再度回到神殿,看着眼前齐聚的几位神明,不由得笑了。可算见到九歌里得诸位神明齐聚一堂。
“我们等候多时了,感觉如何?”东君笑道。
“不太美妙。”楚归木长叹一口气。
“感觉不好吗?我怎么感觉你在处理祂们感情得时候,挺好得?尤其是湘夫人湘君,感觉你了在其中啊?”云中君打趣道。
“怎么会?你们让一个单身狗毫无情感史得人去处理三对人得爱恨情仇,简直是太看的起我了。”楚归木连忙否认,这可不兴乱说的,她可怕被湘君记上了,那是一件非常难说的事。
似乎也不对,本来就是湘军的问题,她只是陈述事实而已,就算有文学加工,那也是为了快点让两人重归于好。
“我看你处理的挺好的啊?”少司命从高台之下走下来,豪迈得拍了拍肩膀,“下次帮我干事吧。”
楚归木汗颜,虽然更习惯这样得少司命,但这就不用了吧,小孩儿甚至比别人得爱情更令当代年轻人头疼。情感问题好歹有瓜吃,闹腾的小孩那是要命的。
“不中,不中。”
“那真是可惜了。”少司命一脸遗憾。
大司命看着旁边腻歪的湘君与湘夫人,看了看空空如也的身边,微不可察的叹了口气。
湘夫人听到大司命的叹气声,安慰道:“没事的,就这一会儿,你就可以去陪你夫人了。”
大司命身型僵硬了一下,耳朵有点红,点了点头。
湘君小声在湘夫人耳边念叨了几句,引得湘夫人拍了几下湘君。
河伯属实是有点受不了刚和好的小情侣,忍不住道:“刚和好就来腻歪,咱们这可多是单身啊。收敛点哦。”
两人这才收敛点,太张扬不好。
东君给了点下一场的情况,神态严肃:“这次的任务不同之前,之前是你帮助我们。这次你面对的,是无数将士不散的执念,需要你帮助他们实现祂们生前的愿望或者遗憾,不算很难,但是其中的一些,需要你自己去体会。,只有你自己知道你最想要什么。我相信你这几次已经有想法了。”
楚归木点了点头。
大司命还是觉得有必要说一下:“我知道你的生长环境,但不论你如何体会,我希望你不要在里面感悟太深。虽然是英灵之地,但与你的时代不同,你只需要记住比体会到的感觉就好,戾气还是很重的,不要让戾气影响你。”

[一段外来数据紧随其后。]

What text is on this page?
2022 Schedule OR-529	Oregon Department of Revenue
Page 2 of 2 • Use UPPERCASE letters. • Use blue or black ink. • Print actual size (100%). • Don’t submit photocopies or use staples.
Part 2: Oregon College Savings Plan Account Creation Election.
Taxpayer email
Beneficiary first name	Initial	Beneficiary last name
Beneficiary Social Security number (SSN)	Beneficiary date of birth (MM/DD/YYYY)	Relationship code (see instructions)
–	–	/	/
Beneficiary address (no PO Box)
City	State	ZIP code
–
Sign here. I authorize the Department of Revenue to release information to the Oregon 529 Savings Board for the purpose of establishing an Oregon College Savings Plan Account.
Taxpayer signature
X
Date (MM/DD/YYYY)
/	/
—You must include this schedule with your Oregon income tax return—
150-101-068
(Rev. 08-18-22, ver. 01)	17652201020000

掌管生死的大司命都开口了,看来确实是不太适合久待了,楚归木意识到这次的严肃性。
“去吧,你会彻底确认你倒地想要什么的。”
……
楚归木踏入这片战场时,天地间一片死寂。没有风声,没有鸟鸣,甚至连自己的脚步声都听不见——仿佛声音本身,也被这片土地吞噬了。

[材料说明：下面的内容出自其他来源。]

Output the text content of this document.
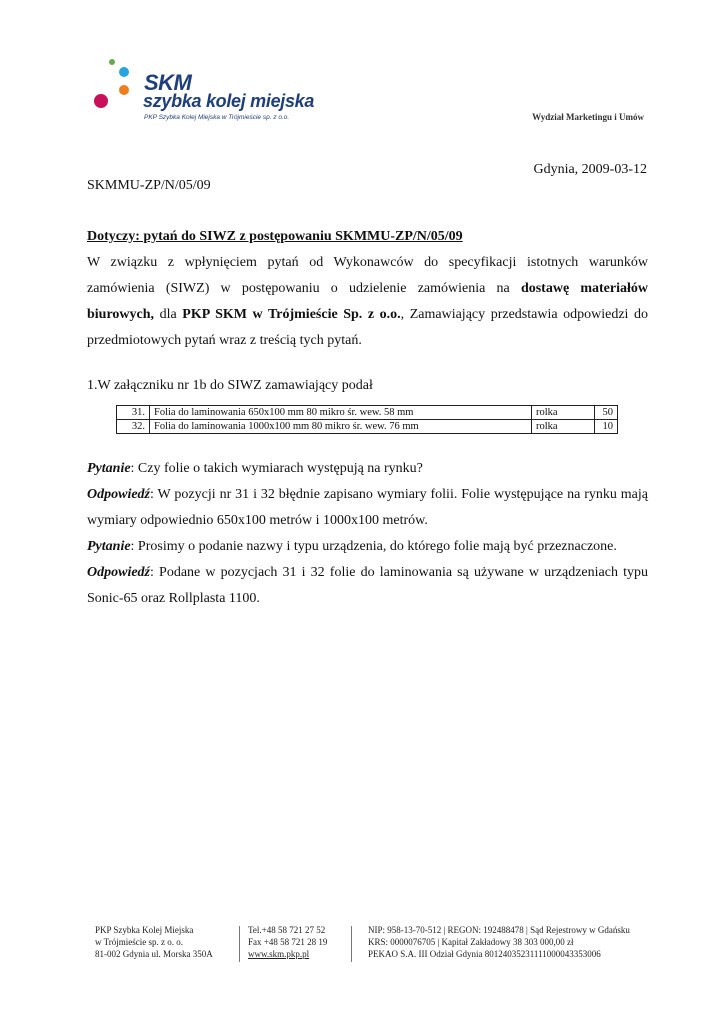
SKM
szybka kolej miejska
PKP Szybka Kolej Miejska w Trójmieście sp. z o.o.	Wydział Marketingu i Umów
Gdynia, 2009-03-12
SKMMU-ZP/N/05/09
Dotyczy: pytań do SIWZ z postępowaniu SKMMU-ZP/N/05/09

W związku z wpłynięciem pytań od Wykonawców do specyfikacji istotnych warunków zamówienia (SIWZ) w postępowaniu o udzielenie zamówienia na dostawę materiałów biurowych, dla PKP SKM w Trójmieście Sp. z o.o., Zamawiający przedstawia odpowiedzi do przedmiotowych pytań wraz z treścią tych pytań.

1.W załączniku nr 1b do SIWZ zamawiający podał
31.	Folia do laminowania 650x100 mm 80 mikro śr. wew. 58 mm	rolka	50
32.	Folia do laminowania 1000x100 mm 80 mikro śr. wew. 76 mm	rolka	10

Pytanie: Czy folie o takich wymiarach występują na rynku?

Odpowiedź: W pozycji nr 31 i 32 błędnie zapisano wymiary folii. Folie występujące na rynku mają wymiary odpowiednio 650x100 metrów i 1000x100 metrów.

Pytanie: Prosimy o podanie nazwy i typu urządzenia, do którego folie mają być przeznaczone.

Odpowiedź: Podane w pozycjach 31 i 32 folie do laminowania są używane w urządzeniach typu Sonic-65 oraz Rollplasta 1100.

PKP Szybka Kolej Miejska
w Trójmieście sp. z o. o.
81-002 Gdynia ul. Morska 350A
Tel.+48 58 721 27 52
Fax +48 58 721 28 19
www.skm.pkp.pl
NIP: 958-13-70-512 | REGON: 192488478 | Sąd Rejestrowy w Gdańsku
KRS: 0000076705 | Kapitał Zakładowy 38 303 000,00 zł
PEKAO S.A. III Odział Gdynia 80124035231111000043353006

天是铅灰色的,沉甸甸地压下来,低得几乎触手可及。地是焦黑色的,龟裂成无数纵横交错的深壑,裂缝里积着暗红色的东西——不知是锈蚀的兵器,还是干涸了千百年的血。
尸骨,遍地都是尸骨。有的蜷缩成一团,双手抱头,死前最后一刻还在试图保护自己。有的仰面朝天,大张着嘴,仿佛在无声地呐喊。有的相互纠缠在一起,分不清是敌人还是袍泽,生时以命相搏,死后却永远无法分开。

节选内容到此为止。